In that case, the model is pretty much dead. High energy experiments
probe the substructure of the proton down to about three orders of
magnitude smaller than that, and there is absolutely no indication of
anything remotely resembling a horizon.

(The 1990 Nobel Prize in Physics was awarded for the first experiments
in this area. For more recent results, look up, for example, experiments
at HERA, which has a resolution on the order of 10^{-16} cm.)

A Schwarzschild black hole is a very crude approximation to the
fundamental particles that dominate each cosmological scale.
Kerr-Newman black holes are a much better approximation,

Nope. The ratio of angular momentum to mass of a proton is not
compatible with a Kerr-Newman solution.

but I would
not be surprised if major refinements to the K-N models are also
required. People like Paul Wesson have spent decades advocating even
more exotic candidates, such as 5-dimensional soliton-like ultracompact
objects that lack a conventional horizon.

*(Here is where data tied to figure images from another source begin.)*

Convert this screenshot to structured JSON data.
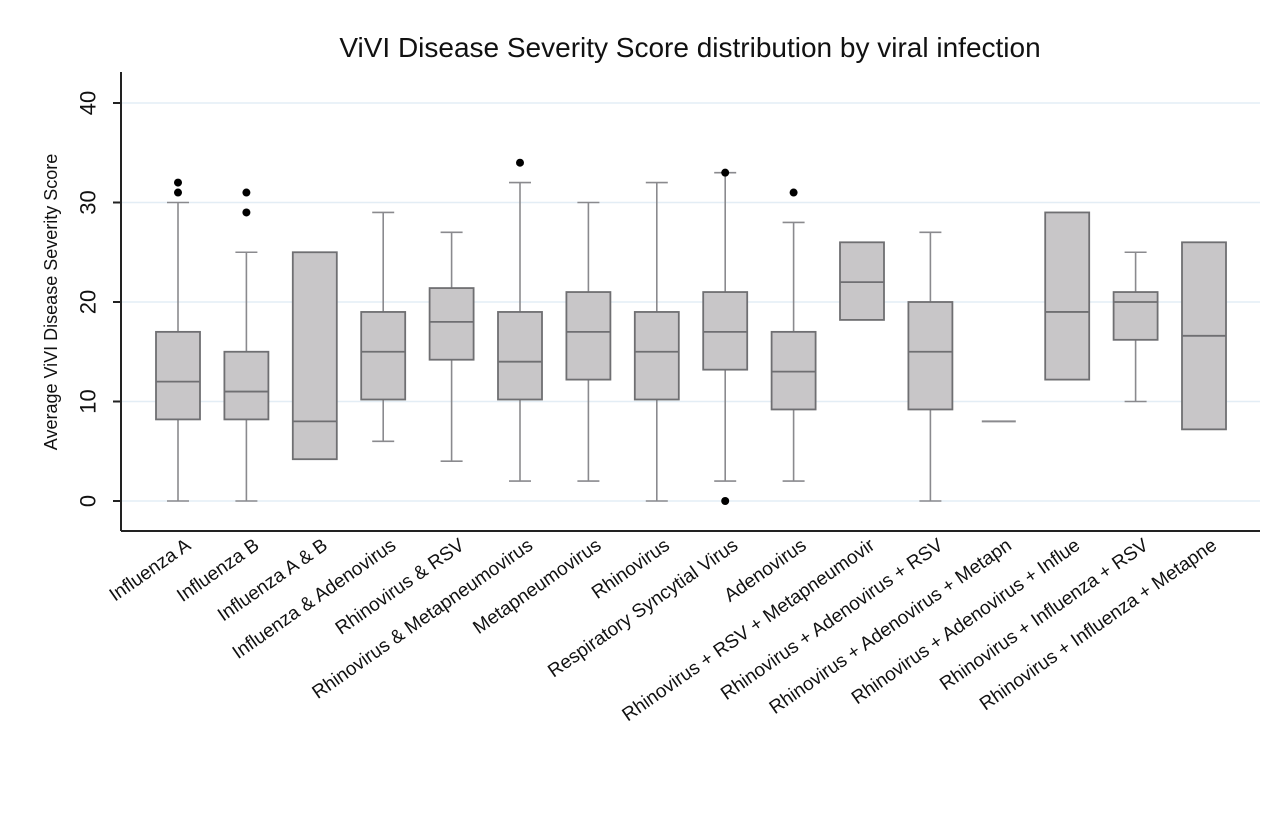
{
  "chart_data": {
    "type": "boxplot",
    "title": "ViVI Disease Severity Score distribution by viral infection",
    "xlabel": "",
    "ylabel": "Average ViVI Disease Severity Score",
    "ylim": [
      -3,
      43
    ],
    "yticks": [
      0,
      10,
      20,
      30,
      40
    ],
    "grid": true,
    "legend": "none",
    "colors": {
      "box_fill": "#c8c6c8",
      "box_stroke": "#6f6f72",
      "whisker": "#8a8a8e",
      "grid": "#e3edf5",
      "axis": "#222222",
      "outlier": "#000000"
    },
    "categories": [
      "Influenza A",
      "Influenza B",
      "Influenza A & B",
      "Influenza & Adenovirus",
      "Rhinovirus & RSV",
      "Rhinovirus & Metapneumovirus",
      "Metapneumovirus",
      "Rhinovirus",
      "Respiratory Syncytial Virus",
      "Adenovirus",
      "Rhinovirus + RSV + Metapneumovir",
      "Rhinovirus + Adenovirus + RSV",
      "Rhinovirus + Adenovirus + Metapn",
      "Rhinovirus + Adenovirus + Influe",
      "Rhinovirus + Influenza + RSV",
      "Rhinovirus + Influenza + Metapne"
    ],
    "boxes": [
      {
        "whisker_low": 0,
        "q1": 8.2,
        "median": 12,
        "q3": 17,
        "whisker_high": 30,
        "outliers": [
          31,
          32
        ]
      },
      {
        "whisker_low": 0,
        "q1": 8.2,
        "median": 11,
        "q3": 15,
        "whisker_high": 25,
        "outliers": [
          29,
          31
        ]
      },
      {
        "whisker_low": 4.2,
        "q1": 4.2,
        "median": 8,
        "q3": 25,
        "whisker_high": 25,
        "outliers": []
      },
      {
        "whisker_low": 6,
        "q1": 10.2,
        "median": 15,
        "q3": 19,
        "whisker_high": 29,
        "outliers": []
      },
      {
        "whisker_low": 4,
        "q1": 14.2,
        "median": 18,
        "q3": 21.4,
        "whisker_high": 27,
        "outliers": []
      },
      {
        "whisker_low": 2,
        "q1": 10.2,
        "median": 14,
        "q3": 19,
        "whisker_high": 32,
        "outliers": [
          34
        ]
      },
      {
        "whisker_low": 2,
        "q1": 12.2,
        "median": 17,
        "q3": 21,
        "whisker_high": 30,
        "outliers": []
      },
      {
        "whisker_low": 0,
        "q1": 10.2,
        "median": 15,
        "q3": 19,
        "whisker_high": 32,
        "outliers": []
      },
      {
        "whisker_low": 2,
        "q1": 13.2,
        "median": 17,
        "q3": 21,
        "whisker_high": 33,
        "outliers": [
          0,
          33
        ]
      },
      {
        "whisker_low": 2,
        "q1": 9.2,
        "median": 13,
        "q3": 17,
        "whisker_high": 28,
        "outliers": [
          31
        ]
      },
      {
        "whisker_low": 18.2,
        "q1": 18.2,
        "median": 22,
        "q3": 26,
        "whisker_high": 26,
        "outliers": []
      },
      {
        "whisker_low": 0,
        "q1": 9.2,
        "median": 15,
        "q3": 20,
        "whisker_high": 27,
        "outliers": []
      },
      {
        "whisker_low": 8,
        "q1": 8,
        "median": 8,
        "q3": 8,
        "whisker_high": 8,
        "outliers": []
      },
      {
        "whisker_low": 12.2,
        "q1": 12.2,
        "median": 19,
        "q3": 29,
        "whisker_high": 29,
        "outliers": []
      },
      {
        "whisker_low": 10,
        "q1": 16.2,
        "median": 20,
        "q3": 21,
        "whisker_high": 25,
        "outliers": []
      },
      {
        "whisker_low": 7.2,
        "q1": 7.2,
        "median": 16.6,
        "q3": 26,
        "whisker_high": 26,
        "outliers": []
      }
    ]
  }
}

Candidates for *protons*? I doubt it very much -- Wesson knows that
protons are made of quarks.

The Discrete Fractal paradigm ( www.amherst.edu/~rloldershaw ) predicts
the approximate size, charge, angular momentum and radii of these
objects. It predicts their mass spectrum quantitatively and uniquely.

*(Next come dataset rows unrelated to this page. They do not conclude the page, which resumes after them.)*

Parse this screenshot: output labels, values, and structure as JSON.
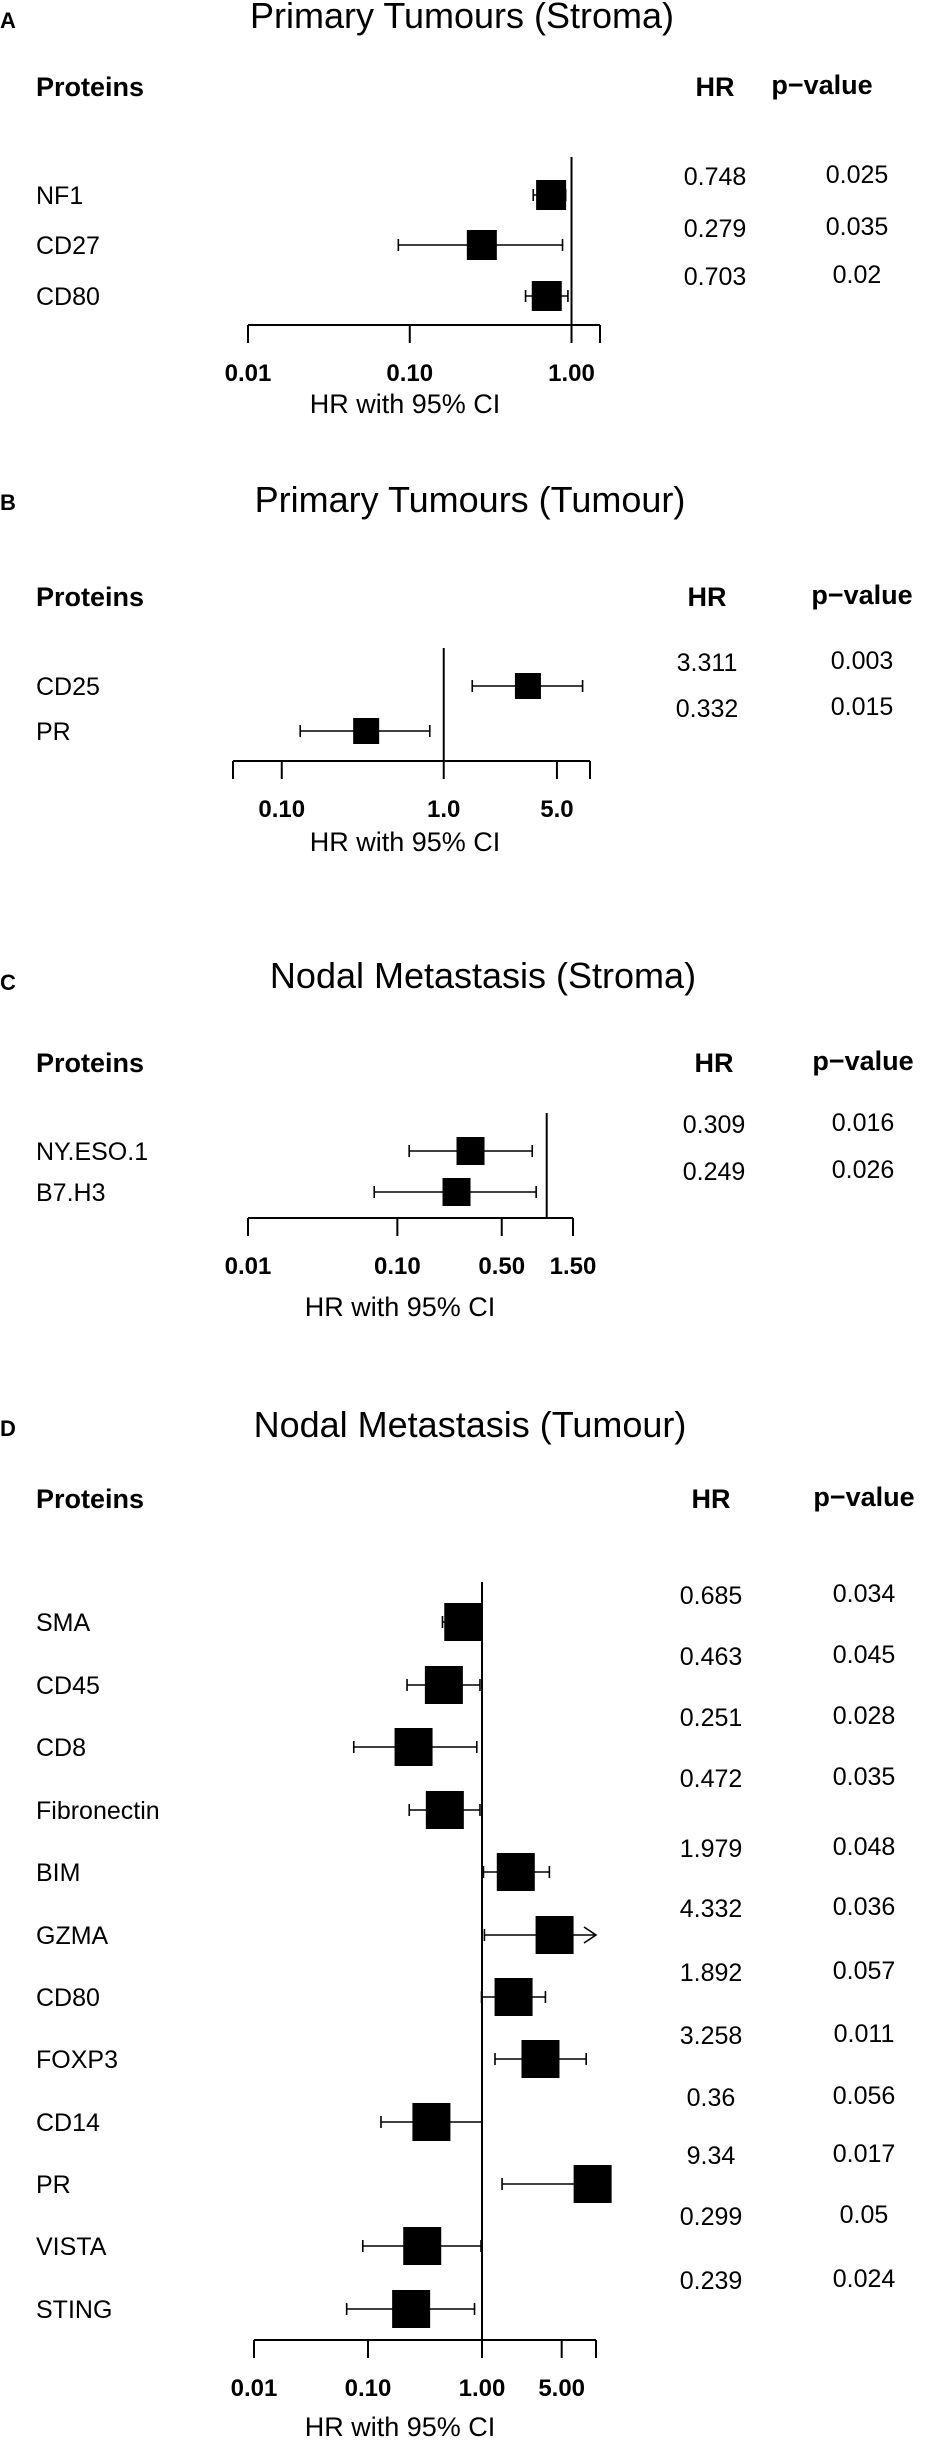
{
  "figure": {
    "headers": {
      "proteins": "Proteins",
      "hr": "HR",
      "pvalue": "p−value"
    },
    "xlabel": "HR with 95% CI"
  },
  "chart_data": [
    {
      "type": "forest",
      "panel": "A",
      "title": "Primary Tumours (Stroma)",
      "xlabel": "HR with 95% CI",
      "xscale": "log",
      "xlim": [
        0.01,
        1.5
      ],
      "reference_line": 1,
      "x_ticks": [
        0.01,
        0.1,
        1,
        1.5
      ],
      "x_tick_labels": [
        "0.01",
        "0.10",
        "1.00",
        ""
      ],
      "rows": [
        {
          "label": "NF1",
          "hr": 0.748,
          "ci": [
            0.58,
            0.92
          ],
          "hr_text": "0.748",
          "p_text": "0.025"
        },
        {
          "label": "CD27",
          "hr": 0.279,
          "ci": [
            0.085,
            0.88
          ],
          "hr_text": "0.279",
          "p_text": "0.035"
        },
        {
          "label": "CD80",
          "hr": 0.703,
          "ci": [
            0.52,
            0.95
          ],
          "hr_text": "0.703",
          "p_text": "0.02"
        }
      ]
    },
    {
      "type": "forest",
      "panel": "B",
      "title": "Primary Tumours (Tumour)",
      "xlabel": "HR with 95% CI",
      "xscale": "log",
      "xlim": [
        0.05,
        8
      ],
      "reference_line": 1,
      "x_ticks": [
        0.05,
        0.1,
        1,
        5,
        8
      ],
      "x_tick_labels": [
        "",
        "0.10",
        "1.0",
        "5.0",
        ""
      ],
      "rows": [
        {
          "label": "CD25",
          "hr": 3.311,
          "ci": [
            1.5,
            7.2
          ],
          "hr_text": "3.311",
          "p_text": "0.003"
        },
        {
          "label": "PR",
          "hr": 0.332,
          "ci": [
            0.13,
            0.82
          ],
          "hr_text": "0.332",
          "p_text": "0.015"
        }
      ]
    },
    {
      "type": "forest",
      "panel": "C",
      "title": "Nodal Metastasis (Stroma)",
      "xlabel": "HR with 95% CI",
      "xscale": "log",
      "xlim": [
        0.01,
        1.5
      ],
      "reference_line": 1,
      "x_ticks": [
        0.01,
        0.1,
        0.5,
        1.5
      ],
      "x_tick_labels": [
        "0.01",
        "0.10",
        "0.50",
        "1.50"
      ],
      "rows": [
        {
          "label": "NY.ESO.1",
          "hr": 0.309,
          "ci": [
            0.12,
            0.8
          ],
          "hr_text": "0.309",
          "p_text": "0.016"
        },
        {
          "label": "B7.H3",
          "hr": 0.249,
          "ci": [
            0.07,
            0.85
          ],
          "hr_text": "0.249",
          "p_text": "0.026"
        }
      ]
    },
    {
      "type": "forest",
      "panel": "D",
      "title": "Nodal Metastasis (Tumour)",
      "xlabel": "HR with 95% CI",
      "xscale": "log",
      "xlim": [
        0.01,
        10
      ],
      "reference_line": 1,
      "x_ticks": [
        0.01,
        0.1,
        1,
        5,
        10
      ],
      "x_tick_labels": [
        "0.01",
        "0.10",
        "1.00",
        "5.00",
        ""
      ],
      "rows": [
        {
          "label": "SMA",
          "hr": 0.685,
          "ci": [
            0.45,
            1.0
          ],
          "hr_text": "0.685",
          "p_text": "0.034"
        },
        {
          "label": "CD45",
          "hr": 0.463,
          "ci": [
            0.22,
            0.96
          ],
          "hr_text": "0.463",
          "p_text": "0.045"
        },
        {
          "label": "CD8",
          "hr": 0.251,
          "ci": [
            0.075,
            0.9
          ],
          "hr_text": "0.251",
          "p_text": "0.028"
        },
        {
          "label": "Fibronectin",
          "hr": 0.472,
          "ci": [
            0.23,
            0.96
          ],
          "hr_text": "0.472",
          "p_text": "0.035"
        },
        {
          "label": "BIM",
          "hr": 1.979,
          "ci": [
            1.03,
            3.9
          ],
          "hr_text": "1.979",
          "p_text": "0.048"
        },
        {
          "label": "GZMA",
          "hr": 4.332,
          "ci": [
            1.05,
            10
          ],
          "hr_text": "4.332",
          "p_text": "0.036",
          "arrow_right": true
        },
        {
          "label": "CD80",
          "hr": 1.892,
          "ci": [
            0.99,
            3.6
          ],
          "hr_text": "1.892",
          "p_text": "0.057"
        },
        {
          "label": "FOXP3",
          "hr": 3.258,
          "ci": [
            1.3,
            8.2
          ],
          "hr_text": "3.258",
          "p_text": "0.011"
        },
        {
          "label": "CD14",
          "hr": 0.36,
          "ci": [
            0.13,
            1.0
          ],
          "hr_text": "0.36",
          "p_text": "0.056"
        },
        {
          "label": "PR",
          "hr": 9.34,
          "ci": [
            1.5,
            10
          ],
          "hr_text": "9.34",
          "p_text": "0.017"
        },
        {
          "label": "VISTA",
          "hr": 0.299,
          "ci": [
            0.09,
            0.98
          ],
          "hr_text": "0.299",
          "p_text": "0.05"
        },
        {
          "label": "STING",
          "hr": 0.239,
          "ci": [
            0.065,
            0.86
          ],
          "hr_text": "0.239",
          "p_text": "0.024"
        }
      ]
    }
  ]
}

OK. What is your prediction for the mass of the Higgs? How about the
lowest mass neutrino? Both of these are not yet known experimentally,
but should be in the next few years.

I leave it to you astrophysicists to figure out the subtle physics of
these objects,

The internal structure of the proton is quite thoroughly observed. In
particular, we know that it is mostly empty, with much smaller constituents,
and that the interactions among these constituents become weak at high
energies and short distances. If your model cannot reproduce this behavior,
with at least as much quantitative agreement with observation as QCD, then
it's dead.

Steve Carlip